Use '--verbose' to view the ATS dictionaries used and to display the error received in URLSession:task:didCompleteWithError:.
================================================================================
Default ATS Secure Connection
---
ATS Default Connection
Result : PASS
---
================================================================================
Allowing Arbitrary Loads
---
Allow All Loads
Result : PASS
---
================================================================================
Configuring TLS exceptions for www.blackduck.com
---
TLSv1.2
Result : PASS
---
---
TLSv1.1
Result : PASS
---
---
TLSv1.0
Result : PASS
---
================================================================================
Configuring PFS exceptions for www.blackduck.com
---
Disabling Perfect Forward Secrecy
Result : PASS
---
================================================================================
Configuring PFS exceptions and allowing insecure HTTP for www.blackduck.com
---
Disabling Perfect Forward Secrecy and Allowing Insecure HTTP
Result : PASS
---
================================================================================
Configuring TLS exceptions with PFS disabled for www.blackduck.com
---
TLSv1.2 with PFS disabled
Result : PASS
---
---
TLSv1.1 with PFS disabled
Result : PASS
---
---
TLSv1.0 with PFS disabled
Result : PASS
---
================================================================================
Configuring TLS exceptions with PFS disabled and insecure HTTP allowed for www.blackduck.com
---
TLSv1.2 with PFS disabled and insecure HTTP allowed
Result : PASS
---
---
TLSv1.1 with PFS disabled and insecure HTTP allowed
Result : PASS
---
---
TLSv1.0 with PFS disabled and insecure HTTP allowed
Result : PASS
---
================================================================================
In this instance, the key output is as follows:
Default ATS Secure Connection
---
ATS Default Connection
Result : PASS
---
This output shows that the server supports the default ATS connection. Thus, ATS will work out-of-the-box for this host. Your application will now be able to communicate to this host securely (without disabling ATS). If the output says FAIL, something is misconfigured and the issue requires further diagnosis.

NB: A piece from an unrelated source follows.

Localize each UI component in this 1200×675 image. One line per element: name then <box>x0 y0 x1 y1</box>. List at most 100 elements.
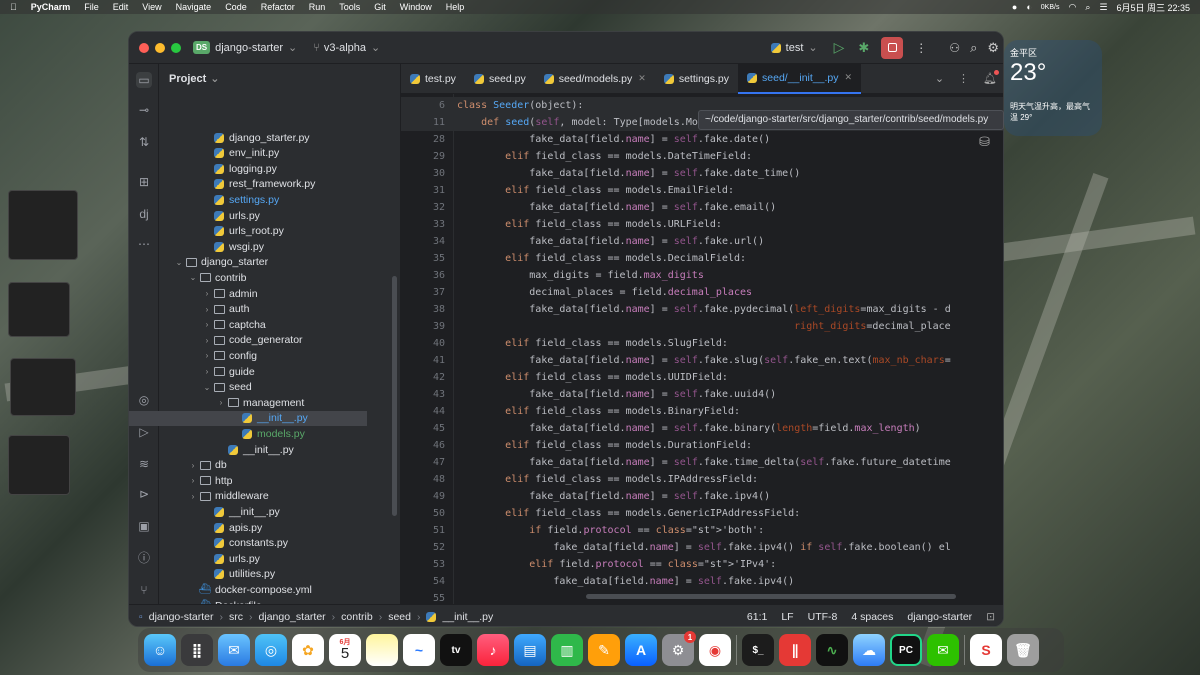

Alternatively, developers can set the CFNETWORK_DIAGNOSTICS environment variable to 1 within the Xcode project. This captures networking-based debug logging which too can help diagnose ATS connection issues.
There are numerous exception types available within ATS, most of which have legitimate use cases. Here are some examples:
Many applications communicate with third-party domains in addition to the domains under the same ownership as the application itself. In this scenario, you can disable ATS for a specific domain, declaring also that it is a third-party domain. Here’s how to achieve this:
<key>NSAppTransportSecurity</key>
<dict>
<key>NSExceptionDomains</key>
<dict>
<key>www.blackduck.com</key>
<dict>
<key> NSThirdPartyExceptionAllowsInsecureHTTPLoads</key>
<true/>
</dict>
</dict>
</dict>
In this scenario, NSThirdPartyExceptionAllowsInsecureHTTPLoads is set to true. This allows HTTP connections for the www.blackduck.com host.
It is also advisable to speak to your third-party vendors and ask them to upgrade their infrastructure to support ATS where possible. Of course, exceptions (such as those seen above) will require justification during App Store review. It’s important to bare this in mind.
ATS enforcement is looming. As such, start planning support for ATS now in order to meet the deadline. Don’t panic if you’re finding that you can’t enable ATS globally. There are justifiable exceptions that Apple will consider. However, make an attempt to plan your release dates accordingly to compensate for any push-back from Apple.
When possible, also strive to comply with ATS configuration rather than relying on exceptions. This avoids unnecessary delays when going live, and most importantly provides greater security to the app and its users.